Fare il giro dell’isola in macchina impiegherebbe circa due o tre ore, ma tra la visita alla distilleria di Talisker e gli scorci a strapiombo sul mare dove fermarsi e sognare potrebbe far durare il giro una settimana, se non fosse che non ci sono insediamenti umani dove fermarsi a dormire ma in compenso ci sono insediamenti molto consistenti di moscerini che fanno con piacere tappa nei vostri bulbi oculari, tranne a nord dove le scogliere di roccia e il vento instaurano una no flight zone.

Con difficoltà lasciamo Skye e attraversando lo Skye Bridge, un colosso che collega l’isoletta alla grande isola, andiamo verso Inverness, città senza nessuna peculiarità se non quella di affacciarsi sul lago di Ness, ovvero Loch Ness, sul quale non c’è da spendere una parola di più.

I grossi alambicchi di rame della Glenlivet Distillery nello Speyside. (foto Scotland's National Tourism Organisation) La Strathisla Distillery, la più antica della regione delle Highlands. (foto Scotland's National Tourism Organisation) La Royal Lochnagar Distillery nei pressi del Castello di Balmoral nelle Lowlands. (foto Royal Lochnagar)

Ma è a nord di Inverness che c’è la vera chicca, le Isole Orcadi (Orkney Island), semidesertiche ma dove nasce il Highland Park Single Malt Scotch Whisky, immenso distillato, che come sopra per Islay, la produzione del malto, la distillazione e l’invecchiamento sono totalmente a cura della omonima distilleria.

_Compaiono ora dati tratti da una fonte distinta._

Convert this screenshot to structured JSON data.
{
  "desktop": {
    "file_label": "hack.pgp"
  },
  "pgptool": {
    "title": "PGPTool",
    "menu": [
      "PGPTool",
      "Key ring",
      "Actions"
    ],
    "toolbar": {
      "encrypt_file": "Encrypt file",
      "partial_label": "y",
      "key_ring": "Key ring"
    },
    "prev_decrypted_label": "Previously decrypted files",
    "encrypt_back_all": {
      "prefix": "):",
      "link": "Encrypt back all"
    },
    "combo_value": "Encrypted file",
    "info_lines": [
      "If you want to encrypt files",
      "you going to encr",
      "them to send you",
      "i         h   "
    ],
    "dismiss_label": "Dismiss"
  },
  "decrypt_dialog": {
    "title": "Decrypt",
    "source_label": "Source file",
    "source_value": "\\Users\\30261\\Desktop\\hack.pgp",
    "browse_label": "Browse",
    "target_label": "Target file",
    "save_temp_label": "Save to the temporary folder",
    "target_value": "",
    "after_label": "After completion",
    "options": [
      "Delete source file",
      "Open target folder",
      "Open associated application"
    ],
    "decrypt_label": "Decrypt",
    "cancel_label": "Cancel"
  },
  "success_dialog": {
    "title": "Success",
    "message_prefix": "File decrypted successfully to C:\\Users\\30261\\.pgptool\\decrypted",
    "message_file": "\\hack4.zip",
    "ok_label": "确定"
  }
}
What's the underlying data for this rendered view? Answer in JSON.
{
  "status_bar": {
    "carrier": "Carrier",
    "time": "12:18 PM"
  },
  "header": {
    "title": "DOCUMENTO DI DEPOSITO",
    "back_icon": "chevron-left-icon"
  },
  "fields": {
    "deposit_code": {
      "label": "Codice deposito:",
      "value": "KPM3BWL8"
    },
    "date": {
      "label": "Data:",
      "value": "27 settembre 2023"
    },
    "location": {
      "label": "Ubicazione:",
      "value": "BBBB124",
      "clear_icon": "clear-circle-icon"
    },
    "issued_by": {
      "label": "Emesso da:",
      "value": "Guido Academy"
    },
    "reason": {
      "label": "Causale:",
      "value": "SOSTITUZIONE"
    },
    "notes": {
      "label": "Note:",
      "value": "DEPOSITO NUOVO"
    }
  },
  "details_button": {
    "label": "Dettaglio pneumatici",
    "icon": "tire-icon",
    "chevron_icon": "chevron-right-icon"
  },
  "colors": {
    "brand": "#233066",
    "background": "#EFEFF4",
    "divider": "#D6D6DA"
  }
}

Da questo punto poi ci sarebbe da parlare dello Speyside, delle Highlands come delle Lowlands e ancora da scoprire le miriadi di microdistillerie sparse ovunque e individuabili grazie ai particolari comignoli che ricordano una pagoda, ci sarebbe da parlare delle caratteristiche del terreno scozzese fatto di torba fossile, della caratteristica dell’acqua scozzese che si usa nella produzione del whisky, ma sono cose che ci lasciamo per l’inverno, adesso godetevi la Caledonia alla scoperta di castelli e valli con la musica delle Cornamuse e un buon bicchiere di Highland Park 12 y.o. (years old) on the rocks in mano.

Salute!

www.visitscotland.com/it-it/

 

* Patron del Wine Bar Co.So. Cocktails & Social, nel quartiere romano Pigneto (Via Braccio da Montone, 80)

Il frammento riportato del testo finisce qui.